Unfortunately, he has also had steady access to despair, most visibly through his 19-year battle with a rare, aggressive form of bone cancer. He is currently in remission.

“I had — have — cancer. I have been living with it — dying with it — for so long now that it bores me, or baffles me, or drives me into the furthest crannies of literature and theology in search of something that will both speak and spare my own pain,” he writes.

Zero at the Bone honors its subtitle, spending most of its pages combatting despair: Wiman prays for both the miracle and the trivial, theologizes at a Planet Fitness, and exegetes Lucille Clifton’s poetry with biblical reverence. Technically, the book is a collection of essays, poetry (his and others’), literary criticism, and theology. Operationally, it’s a first aid kit for the sometimes despairing, sometimes despondent masses.

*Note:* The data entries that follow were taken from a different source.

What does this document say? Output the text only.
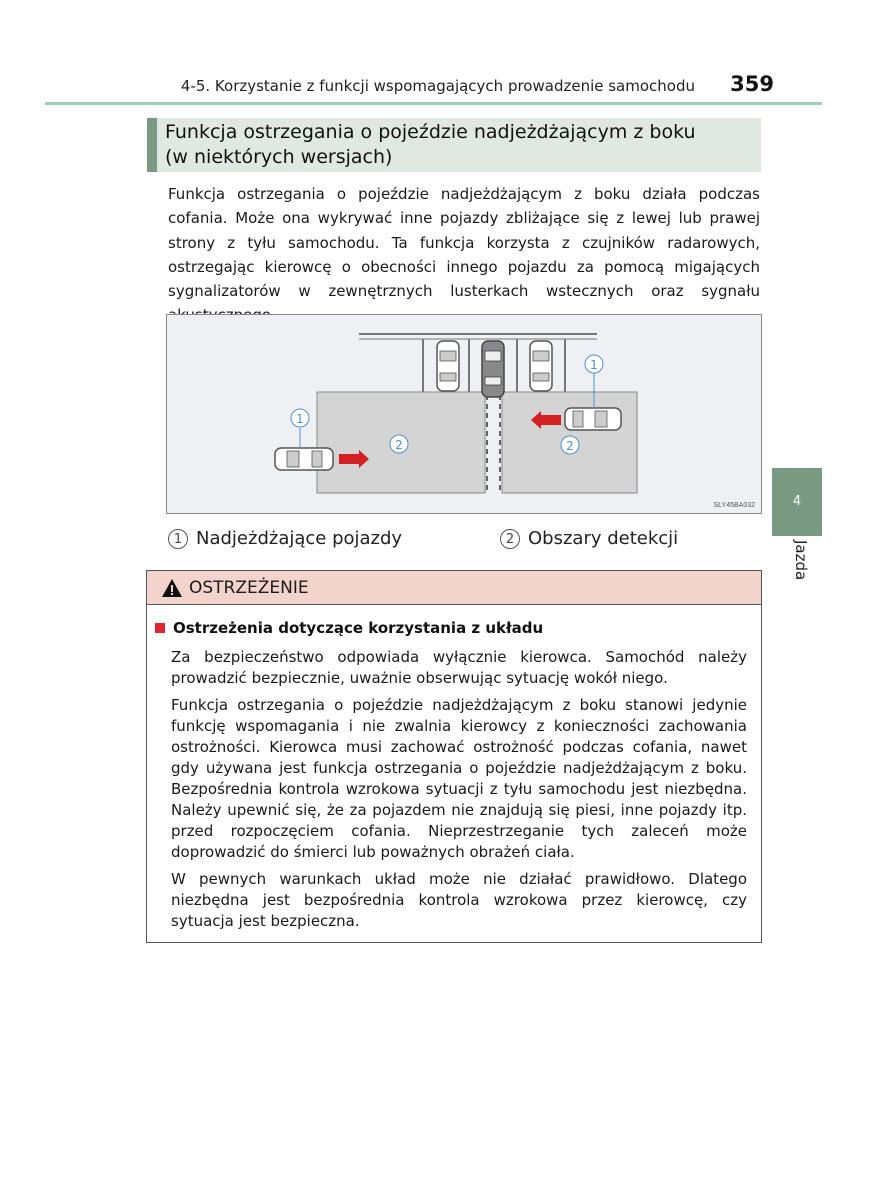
4-5. Korzystanie z funkcji wspomagających prowadzenie samochodu	359
Funkcja ostrzegania o pojeździe nadjeżdżającym z boku
(w niektórych wersjach)
Funkcja ostrzegania o pojeździe nadjeżdżającym z boku działa podczas cofania. Może ona wykrywać inne pojazdy zbliżające się z lewej lub prawej strony z tyłu samochodu. Ta funkcja korzysta z czujników radarowych, ostrzegając kierowcę o obecności innego pojazdu za pomocą migających sygnalizatorów w zewnętrznych lusterkach wstecznych oraz sygnału
1
2
1
2
SLY45BA032
1 Nadjeżdżające pojazdy	2 Obszary detekcji
OSTRZEŻENIE
Ostrzeżenia dotyczące korzystania z układu
Za bezpieczeństwo odpowiada wyłącznie kierowca. Samochód należy prowadzić bezpiecznie, uważnie obserwując sytuację wokół niego.
Funkcja ostrzegania o pojeździe nadjeżdżającym z boku stanowi jedynie funkcję wspomagania i nie zwalnia kierowcy z konieczności zachowania ostrożności. Kierowca musi zachować ostrożność podczas cofania, nawet gdy używana jest funkcja ostrzegania o pojeździe nadjeżdżającym z boku. Bezpośrednia kontrola wzrokowa sytuacji z tyłu samochodu jest niezbędna. Należy upewnić się, że za pojazdem nie znajdują się piesi, inne pojazdy itp. przed rozpoczęciem cofania. Nieprzestrzeganie tych zaleceń może doprowadzić do śmierci lub poważnych obrażeń ciała.
W pewnych warunkach układ może nie działać prawidłowo. Dlatego niezbędna jest bezpośrednia kontrola wzrokowa przez kierowcę, czy sytuacja jest bezpieczna.
4
Jazda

And yet “a writer is not obligated to fight despair. Sometimes,” Wiman writes, “the best gift can be the starkest depiction of an intractable reality, that head-clearing unsquinting astringent allover intake of a truth.” The lament is just as valuable as the sermon.

So, while Wiman no doubt positions Zero at the Bone toward hope, he doesn’t downplay or dulcify despair, and never drinks from “the lemonade that people squeeze out of their tumors.”

Of the hidden despair of miscarriage, he writes, “There is an entire life that didn’t happen, which happens in me forever now.”

Of slave ships named after Jesus, Wiman writes, “How does one take seriously the love of God when it has been so thoroughly — and so often — transformed into an engine of death?” He asserts that, if present on the ship, God was “shackled and sweating and merged with human terror.” (But still I wonder: Why didn’t God commandeer the ship and stop this horrific suffering?)

Wiman prints Wallace Stevens’ poem “Domination of Black” in full. “This may be my favorite poem,” he writes, then adds: “I don’t know what this poem means.”

This admission gave me pause and a chuckle. How can your favorite poem be one you don’t understand? Then I remembered that “awe,” that faithful antidote, must be composed of at least 50 percent unknowing, and that I too love things I don’t really understand: centripetal force, the color blue, the end of Interstellar, and obviously, God.

God is mainly mystery, but, as Wiman assured us in a recent NPR interview, “that doesn’t mean mystery can’t love you.”